La actriz porno Stormy Daniels

Stormy Daniels no quiere quedar como mentirosa

WASHINGTON (EFE).— La actriz porno Stormy Daniels, que demandó este mes al presidente de Estados Unidos, Donald Trump, para anular el pacto de confidencialidad que le impide hablar sobre una supuesta relación que tuvo con él en el pasado, aseguró que mantuvo su silencio porque recibió una amenaza de muerte.

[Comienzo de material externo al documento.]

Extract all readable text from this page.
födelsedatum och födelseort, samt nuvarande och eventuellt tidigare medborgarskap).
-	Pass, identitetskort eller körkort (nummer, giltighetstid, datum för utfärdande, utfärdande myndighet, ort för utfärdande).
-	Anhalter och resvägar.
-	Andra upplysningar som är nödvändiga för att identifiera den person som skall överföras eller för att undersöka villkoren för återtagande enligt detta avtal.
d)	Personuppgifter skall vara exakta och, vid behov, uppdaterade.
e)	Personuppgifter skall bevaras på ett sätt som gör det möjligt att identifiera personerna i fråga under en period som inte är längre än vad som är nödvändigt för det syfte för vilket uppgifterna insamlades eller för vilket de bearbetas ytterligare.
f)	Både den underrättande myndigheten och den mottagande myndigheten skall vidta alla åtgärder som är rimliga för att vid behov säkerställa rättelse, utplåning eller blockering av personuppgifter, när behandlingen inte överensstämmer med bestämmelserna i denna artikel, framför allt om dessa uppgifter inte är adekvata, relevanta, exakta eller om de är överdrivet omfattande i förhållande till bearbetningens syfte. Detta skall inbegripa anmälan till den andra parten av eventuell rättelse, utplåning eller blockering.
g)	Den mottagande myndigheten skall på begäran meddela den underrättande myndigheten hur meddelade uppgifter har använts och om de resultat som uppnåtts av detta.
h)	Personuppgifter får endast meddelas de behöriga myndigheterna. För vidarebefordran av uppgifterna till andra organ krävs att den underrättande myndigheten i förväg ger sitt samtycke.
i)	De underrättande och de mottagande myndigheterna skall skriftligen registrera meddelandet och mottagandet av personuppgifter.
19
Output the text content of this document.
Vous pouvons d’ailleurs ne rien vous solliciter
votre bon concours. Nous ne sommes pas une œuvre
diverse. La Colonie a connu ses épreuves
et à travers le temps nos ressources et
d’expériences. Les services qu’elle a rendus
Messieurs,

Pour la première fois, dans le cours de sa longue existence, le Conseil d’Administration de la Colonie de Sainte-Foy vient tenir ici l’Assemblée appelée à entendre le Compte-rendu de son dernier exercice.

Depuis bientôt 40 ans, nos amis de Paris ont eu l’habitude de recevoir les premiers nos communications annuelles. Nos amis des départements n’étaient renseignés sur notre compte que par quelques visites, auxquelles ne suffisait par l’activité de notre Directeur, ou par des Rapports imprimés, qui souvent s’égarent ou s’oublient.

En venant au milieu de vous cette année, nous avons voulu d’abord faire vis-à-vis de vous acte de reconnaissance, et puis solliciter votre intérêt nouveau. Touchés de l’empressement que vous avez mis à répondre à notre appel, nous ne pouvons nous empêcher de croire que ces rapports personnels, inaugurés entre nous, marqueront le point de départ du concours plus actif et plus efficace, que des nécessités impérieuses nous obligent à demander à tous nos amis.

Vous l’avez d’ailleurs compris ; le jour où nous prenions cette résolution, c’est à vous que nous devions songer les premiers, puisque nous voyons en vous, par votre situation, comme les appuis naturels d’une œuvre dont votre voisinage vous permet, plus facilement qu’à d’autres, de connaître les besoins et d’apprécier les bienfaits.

Stormy Daniels, cuyo nombre real es Stephanie Clifford, explicó en una entrevista en el programa “60 minutes”, de la cadena estadounidense CBS, que un hombre se le acercó en un estacionamiento de Las Vegas en 2011 y le dijo que no hablara sobre su supuesta relación sexual con Trump en 2006 si no quería tener problemas. “Deje a Trump solo. Olvídese de la historia”, rememoró Stormy sobre las palabras del hombre, que miró a la hija pequeña de la actriz, que estaba en el asiento trasero del vehículo y dijo: “Es una niña hermosa. Sería una pena que le ocurriera algo a su madre”.

El miedo a esa amenaza fue el motivo por el que la estrella porno supuestamente firmó un contrato de confidencialidad por valor de 130,000 dólares sobre su aventura con Trump en los últimos días de la campaña presidencial del magnate.

“Estaba preocupada por mi seguridad y la de mi familia”, aseguró la también directora de cine adulto.

Durante la entrevista, Stormy detalló que la única vez que tuvo sexo con Trump, cuando él tenía 60 años y la actriz 27, fue de manera “consensuada, sin protección y en la suite” del ahora presidente. “Él estaba tipo, ‘guau’, eres especial. Me recuerdas a mi hija. Guapa, lista…”, recordó sobre su encuentro con Trump. Sobre su decisión de explicar este episodio en televisión nacional y en hora de máxima audiencia, dijo que optó por dar este paso porque no le gusta que la gente considere que es una mentirosa o que firmó el acuerdo de confidencialidad por dinero.

“Estaba perfectamente bien sin decir nada, pero no estoy de acuerdo con que me traten como una mentirosa o que la gente piense que hice esto por dinero”, detalló la actriz, que lleva cerca de 20 años en la industria porno estadounidense.

Stormy es protagonista de un escándalo revelado por “The Wall Street Journal” el pasado mes de enero, cuando publicó que un abogado de Trump pagó a la actriz 130,000 dólares antes de las elecciones de noviembre de 2016 para que no hablara.

Fue Michael Cohen, el letrado de Trump, quien efectuó el pago y firmó el pacto de confidencialidad, por lo que la actriz solicitó ante un tribunal en Los Ángeles que sea declarado “inválido, inaplicable y/o nulo”, ya que no lo suscribió el magnate inmobiliario.